Ms. Cobb was married in 1949 to Mike Wallace, who would go on to become a famous correspondent on "60 Minutes." In the early '50s, they were hired by CBS to host a live, daily talk show (originally called "Two Sleepy People"), based in New York, in which they would debate some topic of the day. From 1951 to 1952 they were also hosts of "All Around the Town," another CBS show. The talk show ceased in 1953 and the two divorced in 1957. Ms. Cobb was married four times in total, three unions ending in divorce. Her fourth husband, H. Spencer Martin, died in 1987. In 1963, she turned to producing, presenting Shaw's Too True to Be Good on Broadway. The starry cast included Lillian Gish, Cedric Hardwicke, Eileen Heckart, Glynis Johns, Robert Preston and David Wayne. Ms. Cobb was nominated for the now-vanished Best Producer of a Play Tony Award. She followed this up with the less-successful Never Live Over a Pretzel Factory and, in 1973, Children of the Wind, which took place in a theatrical boarding house and featured in its cast Marvo the Wonder Dog — playing the role of Marvo the Wonder Dog.
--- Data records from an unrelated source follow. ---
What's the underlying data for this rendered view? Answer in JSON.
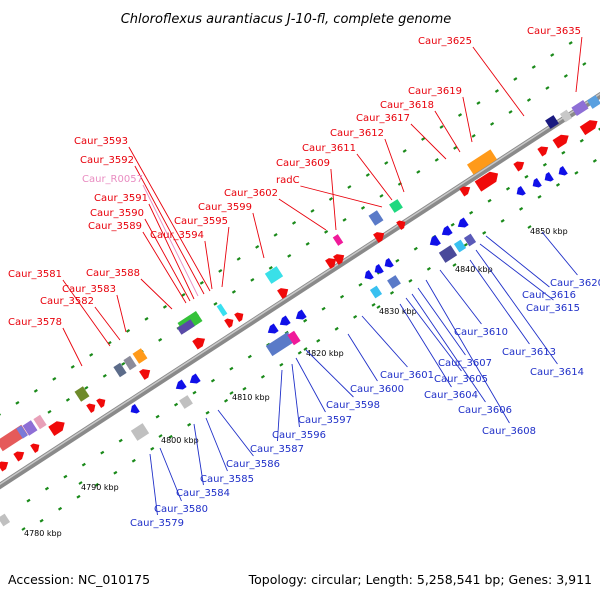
{
  "title": "Chloroflexus aurantiacus J-10-fl, complete genome",
  "footer": {
    "accession": "Accession: NC_010175",
    "topology": "Topology: circular; Length: 5,258,541 bp; Genes: 3,911"
  },
  "colors": {
    "forward_label": "#e8000b",
    "reverse_label": "#1f2fc8",
    "rna_label": "#e98cc1",
    "backbone": "#8c8c8c",
    "tick": "#1a8a1a"
  },
  "chart_data": {
    "type": "genome-map",
    "scale_ticks_kbp": [
      "4780 kbp",
      "4790 kbp",
      "4800 kbp",
      "4810 kbp",
      "4820 kbp",
      "4830 kbp",
      "4840 kbp",
      "4850 kbp"
    ],
    "forward_genes": [
      "Caur_3578",
      "Caur_3581",
      "Caur_3582",
      "Caur_3583",
      "Caur_3588",
      "Caur_3589",
      "Caur_3590",
      "Caur_3591",
      "Caur_R0057",
      "Caur_3592",
      "Caur_3593",
      "Caur_3594",
      "Caur_3595",
      "Caur_3599",
      "Caur_3602",
      "Caur_3609",
      "radC",
      "Caur_3611",
      "Caur_3612",
      "Caur_3617",
      "Caur_3618",
      "Caur_3619",
      "Caur_3625",
      "Caur_3635"
    ],
    "reverse_genes": [
      "Caur_3579",
      "Caur_3580",
      "Caur_3584",
      "Caur_3585",
      "Caur_3586",
      "Caur_3587",
      "Caur_3596",
      "Caur_3597",
      "Caur_3598",
      "Caur_3600",
      "Caur_3601",
      "Caur_3604",
      "Caur_3605",
      "Caur_3606",
      "Caur_3607",
      "Caur_3608",
      "Caur_3610",
      "Caur_3613",
      "Caur_3614",
      "Caur_3615",
      "Caur_3616",
      "Caur_3620"
    ]
  }
}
She was born Patricia Cobb Chapman on Oct. 19, 1928, in Florence, Italy, into a family of artists and writers. He grandfather was a author and columnist Irvin S. Cobb, for worked for the movies and the New York World and wrote many books. Her father was a singer and her mother an author, who wrote about her father Irving in the book "My Wayward Father."
Following high school, she began acting in stock companies, eventually touring with Tallulah Bankhead in Private Lives from 1946 to 1948. It was during this tour that she met Mike Wallace.